Additional Information
Book Details
Abstract
In the current model of health dispensation in South Africa there are two major paradigms, the spirit-inspired tradition of izangoma sinyanga and biomedicine. These operate at best in parallel, but more often than not are at odds with one another. This book, based on the author’s personal experience as a practitioner of traditional African medicine, considers the effects of the absence of spirit in biomedicine on collaborative relationships. Given the unprecedented challenge of the HIV/AIDS epidemic in the country, the author suggests that more cooperation is vital. Taking a critical look at the role of anthropology in this endeavor, she proposes the development of a “language of spirit” by means of which the spirit-inspired aetiology of izangoma sinyanga may be made comprehensible to academic scientists and applicable to medical interventions. The author discusses white izangoma in the context of current debates on healing and hybridity and insists that there exists a powerful role for izangoma in the realm of societal healing. Above all, the book constitutes a start in what the author hopes will develop into an ongoing intellectual conversation between traditional African healing, academe, and biomedicine in South Africa.

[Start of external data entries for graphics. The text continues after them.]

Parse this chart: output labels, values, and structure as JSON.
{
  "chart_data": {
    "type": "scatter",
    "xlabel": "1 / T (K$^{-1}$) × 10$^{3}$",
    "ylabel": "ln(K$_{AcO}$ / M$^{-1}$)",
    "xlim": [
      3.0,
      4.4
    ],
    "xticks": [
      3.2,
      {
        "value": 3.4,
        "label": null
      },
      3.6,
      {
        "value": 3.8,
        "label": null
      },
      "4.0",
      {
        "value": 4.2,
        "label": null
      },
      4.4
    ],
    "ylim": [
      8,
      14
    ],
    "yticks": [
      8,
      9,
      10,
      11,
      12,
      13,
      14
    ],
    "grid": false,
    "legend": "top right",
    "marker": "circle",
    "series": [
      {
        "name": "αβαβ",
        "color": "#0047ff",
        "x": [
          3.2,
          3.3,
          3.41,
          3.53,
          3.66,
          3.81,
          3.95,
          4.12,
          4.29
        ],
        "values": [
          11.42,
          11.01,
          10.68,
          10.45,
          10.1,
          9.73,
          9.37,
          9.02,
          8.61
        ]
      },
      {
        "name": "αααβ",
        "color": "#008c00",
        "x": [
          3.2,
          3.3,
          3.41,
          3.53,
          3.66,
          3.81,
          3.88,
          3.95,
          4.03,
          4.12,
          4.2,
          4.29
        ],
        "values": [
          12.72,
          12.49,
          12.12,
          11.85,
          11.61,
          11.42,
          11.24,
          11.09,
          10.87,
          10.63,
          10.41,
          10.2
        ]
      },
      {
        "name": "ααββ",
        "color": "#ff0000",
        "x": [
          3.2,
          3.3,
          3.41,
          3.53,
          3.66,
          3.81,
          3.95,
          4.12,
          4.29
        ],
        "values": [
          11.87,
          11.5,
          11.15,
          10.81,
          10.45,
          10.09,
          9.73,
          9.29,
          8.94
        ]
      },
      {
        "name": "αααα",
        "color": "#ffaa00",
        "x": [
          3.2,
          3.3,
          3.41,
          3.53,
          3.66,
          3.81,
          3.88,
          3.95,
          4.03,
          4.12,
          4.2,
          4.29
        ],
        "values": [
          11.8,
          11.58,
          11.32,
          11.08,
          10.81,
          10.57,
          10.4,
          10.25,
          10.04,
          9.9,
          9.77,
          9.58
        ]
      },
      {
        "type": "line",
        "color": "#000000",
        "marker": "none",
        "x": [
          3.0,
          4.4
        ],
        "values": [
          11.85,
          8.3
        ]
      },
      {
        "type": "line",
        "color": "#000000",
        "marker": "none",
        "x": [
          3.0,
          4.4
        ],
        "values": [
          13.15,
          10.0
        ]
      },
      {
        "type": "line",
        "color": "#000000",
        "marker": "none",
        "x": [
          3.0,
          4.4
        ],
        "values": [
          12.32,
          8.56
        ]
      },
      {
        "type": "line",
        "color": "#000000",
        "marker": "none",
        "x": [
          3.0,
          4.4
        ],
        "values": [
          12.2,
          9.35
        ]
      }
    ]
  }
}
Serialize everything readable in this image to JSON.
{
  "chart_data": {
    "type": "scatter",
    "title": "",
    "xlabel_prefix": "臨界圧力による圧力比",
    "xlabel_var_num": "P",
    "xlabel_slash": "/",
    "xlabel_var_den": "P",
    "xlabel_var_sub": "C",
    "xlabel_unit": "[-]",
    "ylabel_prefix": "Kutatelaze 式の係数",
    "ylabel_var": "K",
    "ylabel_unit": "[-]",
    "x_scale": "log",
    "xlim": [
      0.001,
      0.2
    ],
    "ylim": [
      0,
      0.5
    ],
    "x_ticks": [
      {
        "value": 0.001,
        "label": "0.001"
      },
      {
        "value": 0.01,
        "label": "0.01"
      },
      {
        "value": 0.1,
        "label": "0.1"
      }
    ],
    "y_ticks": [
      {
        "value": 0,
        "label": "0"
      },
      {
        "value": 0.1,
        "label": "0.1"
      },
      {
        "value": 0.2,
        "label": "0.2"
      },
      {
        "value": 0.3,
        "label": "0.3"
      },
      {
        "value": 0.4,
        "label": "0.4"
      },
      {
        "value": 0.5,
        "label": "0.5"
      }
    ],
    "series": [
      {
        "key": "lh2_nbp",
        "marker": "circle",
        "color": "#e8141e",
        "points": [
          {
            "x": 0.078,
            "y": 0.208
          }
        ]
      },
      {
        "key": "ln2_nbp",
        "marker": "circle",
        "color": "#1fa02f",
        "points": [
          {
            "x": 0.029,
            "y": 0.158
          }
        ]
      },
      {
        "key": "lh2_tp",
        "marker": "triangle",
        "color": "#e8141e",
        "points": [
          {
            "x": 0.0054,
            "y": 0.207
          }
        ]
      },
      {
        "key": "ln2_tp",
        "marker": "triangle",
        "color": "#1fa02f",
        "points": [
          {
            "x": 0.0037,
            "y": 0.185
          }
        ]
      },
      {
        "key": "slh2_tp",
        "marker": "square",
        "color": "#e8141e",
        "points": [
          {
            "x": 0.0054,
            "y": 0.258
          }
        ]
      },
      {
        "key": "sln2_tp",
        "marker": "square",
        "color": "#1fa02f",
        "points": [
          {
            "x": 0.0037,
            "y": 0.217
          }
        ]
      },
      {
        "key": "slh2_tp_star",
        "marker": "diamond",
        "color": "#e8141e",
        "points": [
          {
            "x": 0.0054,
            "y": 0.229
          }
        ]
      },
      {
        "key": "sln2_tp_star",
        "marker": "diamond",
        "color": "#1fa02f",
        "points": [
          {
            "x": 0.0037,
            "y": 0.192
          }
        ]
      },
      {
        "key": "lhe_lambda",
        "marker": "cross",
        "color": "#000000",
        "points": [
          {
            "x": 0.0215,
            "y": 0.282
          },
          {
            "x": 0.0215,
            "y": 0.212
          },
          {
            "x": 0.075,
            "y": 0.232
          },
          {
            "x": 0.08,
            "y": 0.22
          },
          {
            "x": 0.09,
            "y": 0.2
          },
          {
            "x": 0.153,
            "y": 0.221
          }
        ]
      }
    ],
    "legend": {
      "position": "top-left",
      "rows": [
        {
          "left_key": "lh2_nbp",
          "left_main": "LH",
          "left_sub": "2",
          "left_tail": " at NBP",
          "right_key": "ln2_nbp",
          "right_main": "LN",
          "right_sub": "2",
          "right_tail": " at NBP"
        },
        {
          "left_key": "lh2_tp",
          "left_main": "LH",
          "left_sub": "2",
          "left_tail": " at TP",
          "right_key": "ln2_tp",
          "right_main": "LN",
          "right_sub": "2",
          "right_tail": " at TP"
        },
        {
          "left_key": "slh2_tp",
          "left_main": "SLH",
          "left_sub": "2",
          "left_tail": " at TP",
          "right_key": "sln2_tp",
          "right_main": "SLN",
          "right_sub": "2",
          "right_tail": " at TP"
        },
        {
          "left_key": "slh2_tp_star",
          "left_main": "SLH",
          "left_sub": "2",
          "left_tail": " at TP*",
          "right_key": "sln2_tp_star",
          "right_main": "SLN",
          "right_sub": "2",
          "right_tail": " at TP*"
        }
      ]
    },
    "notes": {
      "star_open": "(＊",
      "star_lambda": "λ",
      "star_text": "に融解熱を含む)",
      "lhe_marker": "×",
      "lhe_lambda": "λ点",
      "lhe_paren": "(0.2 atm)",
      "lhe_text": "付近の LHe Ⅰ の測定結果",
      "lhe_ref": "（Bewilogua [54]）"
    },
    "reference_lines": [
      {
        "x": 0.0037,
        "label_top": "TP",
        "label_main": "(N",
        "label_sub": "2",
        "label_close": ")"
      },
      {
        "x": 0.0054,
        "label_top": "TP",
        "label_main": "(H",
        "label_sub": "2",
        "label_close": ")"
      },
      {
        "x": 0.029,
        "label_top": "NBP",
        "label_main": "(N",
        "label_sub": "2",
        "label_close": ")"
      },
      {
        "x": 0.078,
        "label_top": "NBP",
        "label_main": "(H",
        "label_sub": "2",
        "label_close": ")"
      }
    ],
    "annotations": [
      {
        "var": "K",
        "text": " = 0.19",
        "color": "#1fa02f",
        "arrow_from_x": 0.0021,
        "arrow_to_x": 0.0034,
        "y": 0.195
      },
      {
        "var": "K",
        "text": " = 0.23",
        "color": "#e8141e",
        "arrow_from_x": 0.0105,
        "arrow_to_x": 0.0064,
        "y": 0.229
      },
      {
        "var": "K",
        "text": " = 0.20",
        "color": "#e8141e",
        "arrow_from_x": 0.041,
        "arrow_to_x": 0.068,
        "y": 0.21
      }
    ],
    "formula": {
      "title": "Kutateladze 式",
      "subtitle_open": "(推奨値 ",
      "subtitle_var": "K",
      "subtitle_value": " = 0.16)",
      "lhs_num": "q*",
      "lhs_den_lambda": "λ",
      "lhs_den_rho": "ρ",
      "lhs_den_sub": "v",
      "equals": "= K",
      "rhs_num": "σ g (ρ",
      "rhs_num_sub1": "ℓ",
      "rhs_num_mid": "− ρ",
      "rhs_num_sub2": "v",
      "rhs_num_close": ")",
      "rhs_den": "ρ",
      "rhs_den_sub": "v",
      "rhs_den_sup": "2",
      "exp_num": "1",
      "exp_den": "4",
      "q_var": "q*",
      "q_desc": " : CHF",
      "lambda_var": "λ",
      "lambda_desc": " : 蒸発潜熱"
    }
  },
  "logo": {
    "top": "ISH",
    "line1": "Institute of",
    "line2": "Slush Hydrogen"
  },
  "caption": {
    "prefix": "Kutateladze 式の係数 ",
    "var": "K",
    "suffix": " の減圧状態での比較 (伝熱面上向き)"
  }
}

Jo Thobeka Wreford accepted a community architectural post in Zimbabwe in 1992, where she met the Xhosa healer with whom, in 2001, she graduated as a sangoma. She now divides her time between her healing practice and research in sangoma and HIV/AIDS at the University of Cape Town. In 2004 she was awarded a Research Scholarship with the AIDS and Society Research Unit (ASRU), Centre for Social Science Research (CSSR) at the University of Cape Town.